XBee not Booting - minimum circuitry required?

I want to use XBee Pro modules in a Digimesh Network with repeat-only nodes to extend the range to more remote sensors. This is solar powered remote and I need absolute minimum power consumption. It is intended to ONLY operate as a repeater in the RF network, and have no local sensors, communications, CPU, etc. connected to any pins. I am using the Sparkfun XBee Breakout board (naked PC Board with only sockets for the XBee pins).

I hoped I could use just +3.3 VDC, Ground, and RST* with a pull-up resistor, with all other pins unconnected. It did not boot even when enclosed in a metal box (no stray ESD). It never appeared in the RF network, was never discovered in the XCTU -based network I had running, no transmissions visible in the spectrum analyzer (FieldFox with RTSA).

These XBees work fine in more complex breakout boards (both proprietary and Sparkfun USB breakouts, including USB based eval boards which use communications pins, etc).

So I added a pull-up resistor to the CONFIG* pin, thinking that may be floating wrong, but still does not boot. Is there some other pin configuration (pull-up or pull down) or power sequencing required? (I cannot find in Digi documentation or Sparkfun forum). Thanks for any info.

As long as the XBee has already been configured for your network, all you should need is 3.3 volt power and ground. Leave RST disconnected and see if that works.

If you put it inside a metal box, the XBee won’t appear on your RF network since it can’t communicate outside the box.

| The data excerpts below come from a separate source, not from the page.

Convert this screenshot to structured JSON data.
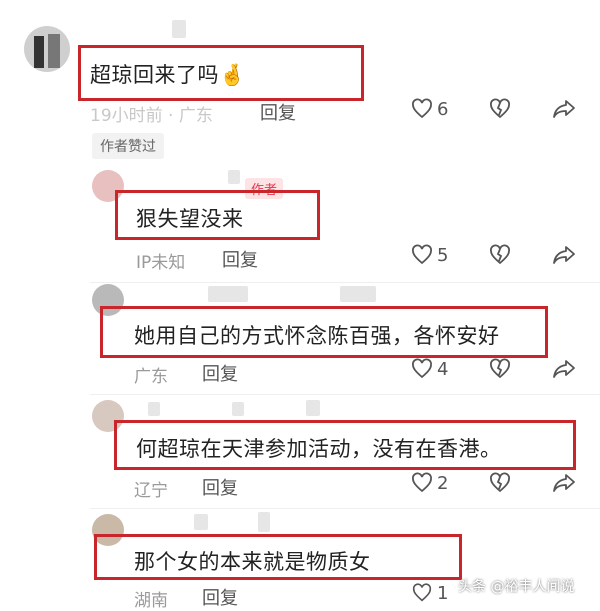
{
  "comments": [
    {
      "text": "超琼回来了吗",
      "meta": "19小时前 · 广东",
      "reply": "回复",
      "likes": "6"
    },
    {
      "text": "狠失望没来",
      "meta": "IP未知",
      "reply": "回复",
      "likes": "5",
      "tag": "作者"
    },
    {
      "text": "她用自己的方式怀念陈百强，各怀安好",
      "meta": "广东",
      "reply": "回复",
      "likes": "4"
    },
    {
      "text": "何超琼在天津参加活动，没有在香港。",
      "meta": "辽宁",
      "reply": "回复",
      "likes": "2"
    },
    {
      "text": "那个女的本来就是物质女",
      "meta": "湖南",
      "reply": "回复",
      "likes": "1"
    }
  ],
  "emoji": "🤞",
  "author_liked": "作者赞过",
  "watermark": "头条 @裕丰人间说"
}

Thanks for the reply. I found that when I left *RST disconnected, it booted intermittently, even rarely. I am not sure what the input impedance of that pin is, but maybe stray fields would pull it up or down somewhat at random? I have found that the supply voltage cannot be much higher than 3.3, possibly 3.4 VDC, and will not boot above that value (The spec says 3.3 but I thought I could push it a bit - no go, it just won’t start above about 3.4V. So it looks like I need a voltage regulator after all. I have also tied *SLEEP high, and it seems to boot fairly reliably (at 3.3 VDC) with all three pins tied high. I have been watching for activity several ways, not just RF - the oscilloscope shows the 1 Hz square wave on one pin, and the DMM shows me when it is alive, drawing about 16.5 mA when running, and much less when it is asleep, or whatever it is doing when inactive.